Gonsalves reiterates call for united Caricom position on EU new tax measuresTuesday, January 08, 2019
KINGSTOWN, St Vincent (CMC) – Prime Minister Dr Ralph Gonsalves yesterday reiterated a call for the Caribbean Community (Caricom) to adopt a united position regarding the European Union's request that regional countries pass legislation to deal with what Europe has termed 'economic substance”.
Gonsalves told a news conference here that St Vincent and the Grenadines has no intention of “rolling over to appease Europe.
“We have looked carefully as how we have crafted these laws and we believe they will pass muster. If they don't we will see, but I assure you St Vincent and the Grenadines will not roll over and play dead. We will not surrender. As I said we will compromise, we will accommodate, but we will resist creatively those politicians in Europe who are allowing persons to do things in their name,” Gonsalves told reporters.
The Bahamas, Grenada and St Vincent and the Grenadines have already passed legislation while other Caribbean countries are contemplating doing so as Europe moves to force countries to adopt measures regarding the establishment of international businesses in the region.
Grenada's Legal Affairs Minister Kindra Maturine-Stewart said last month that in 2017 the island was among a group of 90 countries that the EU selected to be screened against tax transparency, harmful tax practices and base erosion profit shifting.
Maturine-Stewart said the new EU guidelines prohibit new measures that will provide for international companies to benefit but not domiciled in the state.

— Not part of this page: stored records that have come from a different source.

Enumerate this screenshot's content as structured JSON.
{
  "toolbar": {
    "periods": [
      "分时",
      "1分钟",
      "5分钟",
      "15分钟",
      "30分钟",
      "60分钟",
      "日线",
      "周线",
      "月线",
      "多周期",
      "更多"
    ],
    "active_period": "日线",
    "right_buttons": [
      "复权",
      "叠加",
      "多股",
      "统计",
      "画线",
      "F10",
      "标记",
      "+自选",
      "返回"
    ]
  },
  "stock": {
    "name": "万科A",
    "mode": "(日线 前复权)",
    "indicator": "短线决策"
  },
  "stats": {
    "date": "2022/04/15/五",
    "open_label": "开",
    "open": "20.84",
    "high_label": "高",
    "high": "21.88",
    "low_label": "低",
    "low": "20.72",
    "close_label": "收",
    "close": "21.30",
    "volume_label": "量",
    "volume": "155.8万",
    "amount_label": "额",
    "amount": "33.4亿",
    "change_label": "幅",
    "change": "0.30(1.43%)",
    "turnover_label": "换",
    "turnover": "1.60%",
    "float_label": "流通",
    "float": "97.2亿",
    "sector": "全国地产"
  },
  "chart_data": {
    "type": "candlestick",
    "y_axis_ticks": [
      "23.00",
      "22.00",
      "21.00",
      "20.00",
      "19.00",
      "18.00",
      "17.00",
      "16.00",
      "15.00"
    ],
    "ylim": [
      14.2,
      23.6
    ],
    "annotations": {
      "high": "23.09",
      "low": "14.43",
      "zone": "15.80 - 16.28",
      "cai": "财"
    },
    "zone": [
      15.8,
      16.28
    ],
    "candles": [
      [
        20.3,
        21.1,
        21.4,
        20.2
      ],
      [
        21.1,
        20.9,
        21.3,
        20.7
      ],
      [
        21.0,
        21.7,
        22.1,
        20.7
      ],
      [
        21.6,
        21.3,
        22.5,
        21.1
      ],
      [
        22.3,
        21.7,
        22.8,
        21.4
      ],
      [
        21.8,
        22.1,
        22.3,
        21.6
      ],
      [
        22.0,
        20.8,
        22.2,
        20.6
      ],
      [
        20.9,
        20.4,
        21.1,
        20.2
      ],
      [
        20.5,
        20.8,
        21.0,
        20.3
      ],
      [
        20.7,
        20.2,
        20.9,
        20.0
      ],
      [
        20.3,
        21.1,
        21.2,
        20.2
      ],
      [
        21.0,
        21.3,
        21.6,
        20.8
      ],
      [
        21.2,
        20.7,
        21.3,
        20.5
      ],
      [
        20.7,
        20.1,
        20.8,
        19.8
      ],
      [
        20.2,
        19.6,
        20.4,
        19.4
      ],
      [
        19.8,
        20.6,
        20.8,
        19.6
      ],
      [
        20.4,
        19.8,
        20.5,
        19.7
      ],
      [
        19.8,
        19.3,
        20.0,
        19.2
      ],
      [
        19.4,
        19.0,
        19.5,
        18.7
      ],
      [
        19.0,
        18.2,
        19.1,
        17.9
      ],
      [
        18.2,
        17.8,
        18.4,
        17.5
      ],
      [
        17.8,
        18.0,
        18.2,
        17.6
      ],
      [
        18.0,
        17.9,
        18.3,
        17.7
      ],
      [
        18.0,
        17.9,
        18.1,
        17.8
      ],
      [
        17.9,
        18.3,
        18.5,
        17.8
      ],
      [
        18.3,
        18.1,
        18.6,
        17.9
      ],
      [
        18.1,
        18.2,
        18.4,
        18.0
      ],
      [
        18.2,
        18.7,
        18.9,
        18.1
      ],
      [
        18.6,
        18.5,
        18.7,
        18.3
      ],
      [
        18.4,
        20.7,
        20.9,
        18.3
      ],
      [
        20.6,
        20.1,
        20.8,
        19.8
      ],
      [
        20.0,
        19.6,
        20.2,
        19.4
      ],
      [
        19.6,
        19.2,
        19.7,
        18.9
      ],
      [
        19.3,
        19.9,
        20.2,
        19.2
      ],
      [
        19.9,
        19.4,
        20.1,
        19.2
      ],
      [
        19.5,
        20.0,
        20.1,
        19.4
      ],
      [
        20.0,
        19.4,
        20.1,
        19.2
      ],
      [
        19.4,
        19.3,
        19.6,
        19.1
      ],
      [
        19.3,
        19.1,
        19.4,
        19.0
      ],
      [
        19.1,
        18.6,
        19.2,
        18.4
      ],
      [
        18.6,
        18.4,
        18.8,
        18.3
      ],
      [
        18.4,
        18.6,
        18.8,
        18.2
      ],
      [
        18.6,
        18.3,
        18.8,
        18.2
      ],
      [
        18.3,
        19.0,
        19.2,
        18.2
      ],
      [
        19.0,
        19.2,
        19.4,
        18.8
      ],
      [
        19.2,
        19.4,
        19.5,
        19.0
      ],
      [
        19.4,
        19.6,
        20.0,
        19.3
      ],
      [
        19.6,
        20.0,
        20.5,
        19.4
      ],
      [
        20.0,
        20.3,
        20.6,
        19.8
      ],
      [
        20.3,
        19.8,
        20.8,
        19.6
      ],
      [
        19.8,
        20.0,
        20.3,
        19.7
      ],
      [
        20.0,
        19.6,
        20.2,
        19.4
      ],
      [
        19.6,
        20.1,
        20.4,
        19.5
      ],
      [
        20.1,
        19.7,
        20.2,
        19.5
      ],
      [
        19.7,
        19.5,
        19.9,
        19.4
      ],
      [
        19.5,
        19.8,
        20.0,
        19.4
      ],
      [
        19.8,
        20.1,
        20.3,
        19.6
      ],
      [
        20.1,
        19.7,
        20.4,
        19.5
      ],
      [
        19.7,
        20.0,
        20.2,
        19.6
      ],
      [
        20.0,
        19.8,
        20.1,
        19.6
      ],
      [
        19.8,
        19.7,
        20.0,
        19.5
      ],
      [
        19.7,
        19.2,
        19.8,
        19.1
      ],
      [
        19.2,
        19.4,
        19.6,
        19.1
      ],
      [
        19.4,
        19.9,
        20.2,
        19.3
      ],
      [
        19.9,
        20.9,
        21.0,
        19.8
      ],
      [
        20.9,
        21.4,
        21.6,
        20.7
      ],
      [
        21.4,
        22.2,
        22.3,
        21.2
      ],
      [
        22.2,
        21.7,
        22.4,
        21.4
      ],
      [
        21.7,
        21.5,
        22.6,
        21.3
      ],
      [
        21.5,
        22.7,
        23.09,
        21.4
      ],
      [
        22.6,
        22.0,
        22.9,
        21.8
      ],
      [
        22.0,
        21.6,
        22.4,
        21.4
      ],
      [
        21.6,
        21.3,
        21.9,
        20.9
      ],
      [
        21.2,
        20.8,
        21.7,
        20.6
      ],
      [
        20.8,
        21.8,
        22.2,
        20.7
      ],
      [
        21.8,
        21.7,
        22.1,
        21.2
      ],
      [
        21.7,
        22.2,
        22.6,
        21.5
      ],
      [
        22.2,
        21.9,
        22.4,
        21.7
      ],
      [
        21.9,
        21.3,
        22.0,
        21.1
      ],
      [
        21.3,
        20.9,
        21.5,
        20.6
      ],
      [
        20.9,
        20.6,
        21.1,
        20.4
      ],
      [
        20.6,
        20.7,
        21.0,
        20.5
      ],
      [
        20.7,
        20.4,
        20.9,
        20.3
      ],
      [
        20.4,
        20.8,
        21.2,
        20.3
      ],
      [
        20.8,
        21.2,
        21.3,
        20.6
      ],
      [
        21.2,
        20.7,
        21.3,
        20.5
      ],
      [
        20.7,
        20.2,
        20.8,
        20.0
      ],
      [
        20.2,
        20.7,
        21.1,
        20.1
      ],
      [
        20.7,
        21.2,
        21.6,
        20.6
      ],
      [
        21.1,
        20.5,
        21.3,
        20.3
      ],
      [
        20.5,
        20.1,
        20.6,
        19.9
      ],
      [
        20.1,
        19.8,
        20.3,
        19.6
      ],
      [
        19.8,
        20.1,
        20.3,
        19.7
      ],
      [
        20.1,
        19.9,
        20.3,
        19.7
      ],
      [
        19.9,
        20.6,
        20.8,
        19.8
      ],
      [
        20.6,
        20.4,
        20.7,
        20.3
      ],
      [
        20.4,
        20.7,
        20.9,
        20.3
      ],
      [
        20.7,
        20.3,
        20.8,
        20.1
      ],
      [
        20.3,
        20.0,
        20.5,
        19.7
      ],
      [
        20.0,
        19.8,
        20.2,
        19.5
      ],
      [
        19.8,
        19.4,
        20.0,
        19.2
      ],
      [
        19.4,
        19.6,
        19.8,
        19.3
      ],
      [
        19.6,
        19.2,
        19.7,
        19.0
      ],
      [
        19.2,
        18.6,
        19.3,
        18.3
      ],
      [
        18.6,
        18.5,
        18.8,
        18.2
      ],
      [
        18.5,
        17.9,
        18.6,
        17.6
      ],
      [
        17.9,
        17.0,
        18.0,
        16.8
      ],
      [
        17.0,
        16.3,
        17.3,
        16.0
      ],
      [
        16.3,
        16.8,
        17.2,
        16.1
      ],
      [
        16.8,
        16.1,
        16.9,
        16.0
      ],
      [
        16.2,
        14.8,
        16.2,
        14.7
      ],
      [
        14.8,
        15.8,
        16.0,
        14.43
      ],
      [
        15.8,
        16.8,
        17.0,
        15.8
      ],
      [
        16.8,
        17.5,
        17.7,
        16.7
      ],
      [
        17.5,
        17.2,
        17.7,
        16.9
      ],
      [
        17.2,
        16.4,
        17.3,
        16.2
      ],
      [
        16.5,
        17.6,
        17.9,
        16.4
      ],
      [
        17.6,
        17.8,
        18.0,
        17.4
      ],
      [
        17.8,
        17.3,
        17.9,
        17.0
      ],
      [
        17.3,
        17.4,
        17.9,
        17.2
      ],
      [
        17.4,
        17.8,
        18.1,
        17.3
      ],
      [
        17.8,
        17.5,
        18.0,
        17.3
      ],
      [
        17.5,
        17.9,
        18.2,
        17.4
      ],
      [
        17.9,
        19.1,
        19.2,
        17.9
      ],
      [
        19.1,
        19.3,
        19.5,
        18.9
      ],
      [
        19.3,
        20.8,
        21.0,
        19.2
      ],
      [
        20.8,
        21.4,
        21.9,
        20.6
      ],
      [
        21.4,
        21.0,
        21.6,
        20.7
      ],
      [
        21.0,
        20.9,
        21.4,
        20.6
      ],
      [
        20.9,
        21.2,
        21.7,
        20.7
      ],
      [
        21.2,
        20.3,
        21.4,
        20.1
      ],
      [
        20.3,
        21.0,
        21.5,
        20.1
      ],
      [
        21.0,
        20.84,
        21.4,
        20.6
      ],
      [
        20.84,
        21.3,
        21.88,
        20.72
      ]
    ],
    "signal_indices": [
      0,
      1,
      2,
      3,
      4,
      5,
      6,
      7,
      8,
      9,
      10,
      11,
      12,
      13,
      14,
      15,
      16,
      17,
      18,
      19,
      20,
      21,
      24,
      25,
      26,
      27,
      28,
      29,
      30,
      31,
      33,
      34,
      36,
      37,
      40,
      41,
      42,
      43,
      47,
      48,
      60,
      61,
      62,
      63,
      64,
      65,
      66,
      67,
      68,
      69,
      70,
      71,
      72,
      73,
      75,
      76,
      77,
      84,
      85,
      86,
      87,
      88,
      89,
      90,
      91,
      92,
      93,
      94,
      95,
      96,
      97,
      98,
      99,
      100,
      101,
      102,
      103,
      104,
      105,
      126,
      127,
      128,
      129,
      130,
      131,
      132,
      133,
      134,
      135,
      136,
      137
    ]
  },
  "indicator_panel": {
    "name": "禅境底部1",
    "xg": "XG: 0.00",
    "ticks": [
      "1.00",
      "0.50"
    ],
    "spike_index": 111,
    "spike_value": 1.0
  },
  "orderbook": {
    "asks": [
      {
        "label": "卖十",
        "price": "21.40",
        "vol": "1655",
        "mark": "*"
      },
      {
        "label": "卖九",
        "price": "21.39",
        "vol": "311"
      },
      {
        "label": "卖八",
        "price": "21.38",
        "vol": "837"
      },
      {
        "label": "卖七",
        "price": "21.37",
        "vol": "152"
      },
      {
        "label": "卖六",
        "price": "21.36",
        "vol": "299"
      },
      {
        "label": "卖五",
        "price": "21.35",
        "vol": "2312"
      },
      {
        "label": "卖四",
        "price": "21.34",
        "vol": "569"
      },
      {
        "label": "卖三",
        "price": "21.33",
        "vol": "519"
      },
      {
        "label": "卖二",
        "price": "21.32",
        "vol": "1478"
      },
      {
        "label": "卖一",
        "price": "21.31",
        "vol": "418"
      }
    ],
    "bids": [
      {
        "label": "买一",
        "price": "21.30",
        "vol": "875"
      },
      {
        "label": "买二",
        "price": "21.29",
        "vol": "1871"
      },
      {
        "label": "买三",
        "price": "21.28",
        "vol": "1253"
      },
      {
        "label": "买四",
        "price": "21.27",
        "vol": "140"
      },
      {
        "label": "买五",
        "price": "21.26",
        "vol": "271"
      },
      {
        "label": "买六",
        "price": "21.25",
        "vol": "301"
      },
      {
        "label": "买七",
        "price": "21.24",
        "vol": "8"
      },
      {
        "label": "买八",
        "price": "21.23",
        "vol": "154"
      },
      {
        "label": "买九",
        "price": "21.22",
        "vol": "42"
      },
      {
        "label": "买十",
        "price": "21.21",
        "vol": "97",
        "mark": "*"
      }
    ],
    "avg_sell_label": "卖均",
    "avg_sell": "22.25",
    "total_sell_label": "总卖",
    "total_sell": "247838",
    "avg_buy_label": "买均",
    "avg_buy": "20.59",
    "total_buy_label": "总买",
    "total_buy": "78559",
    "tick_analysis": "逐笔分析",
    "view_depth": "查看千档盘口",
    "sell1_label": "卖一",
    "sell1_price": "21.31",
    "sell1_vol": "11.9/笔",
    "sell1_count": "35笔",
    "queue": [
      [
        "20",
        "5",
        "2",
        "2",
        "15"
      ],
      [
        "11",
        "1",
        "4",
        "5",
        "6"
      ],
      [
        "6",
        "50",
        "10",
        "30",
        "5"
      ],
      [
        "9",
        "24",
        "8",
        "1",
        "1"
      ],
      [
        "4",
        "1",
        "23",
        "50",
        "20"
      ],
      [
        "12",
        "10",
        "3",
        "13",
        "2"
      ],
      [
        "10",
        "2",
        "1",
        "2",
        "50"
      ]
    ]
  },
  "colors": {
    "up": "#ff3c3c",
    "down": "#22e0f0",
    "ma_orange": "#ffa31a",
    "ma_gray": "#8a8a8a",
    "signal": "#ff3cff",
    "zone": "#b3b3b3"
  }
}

Last week, The Bahamas said it was developing a new framework aimed at strengthening industry regulations and protecting revenues to the public treasury as it relates to enhancing the financial services sector.
Finance Minister K Peter Turnquest, said the Hubert Minnis Government is working to maintain the country as “a global leader in the financial services industry and ensure that the country's second economic pillar remains vibrant over the medium and long term”.
But he said, “We remain concerned, and have voiced these concerns in international forums, about the appearance of shifting goal posts when it comes to The Bahamas and other international finance centres.”
Gonsalves, who late last month, called for a unified Caricom position on the matter, said countries are already responding differently to the situation “depending on their own circumstances, but I believe we have done reasonable work and I wait”.
He added: “But as I wait I am not losing sleep because if I lose sleep it will dull my effectiveness in responding. So we have done what we are supposed to do and let us hear what's happening now. We are small but we are not without voice.”
Gonsalves said nearly two years ago he had written to individual Caribbean leaders as well as the Caricom Secretariat warning about the serious nature of the EU measure
“And when I wrote in 2017 giving the commitment as to what we will do. I sent it to Caricom, the letter…and to every head of government and indicated to them …the importance for us to act together.
“That did not happen. It may well be because the major countries in Caricom – Jamaica Trinidad and Tobago and Guyana – don't have this issue dealing with, nor indeed Suriname or indeed Haiti, which is 10 million of the 16 million people in Caricom.
“This is a matter which is largely a question for the OECS (Organisation of Eastern Caribbean States) and Barbados as it has panned out, as you have noticed,” Gonsalves said, telling reporters there has not been a common approach.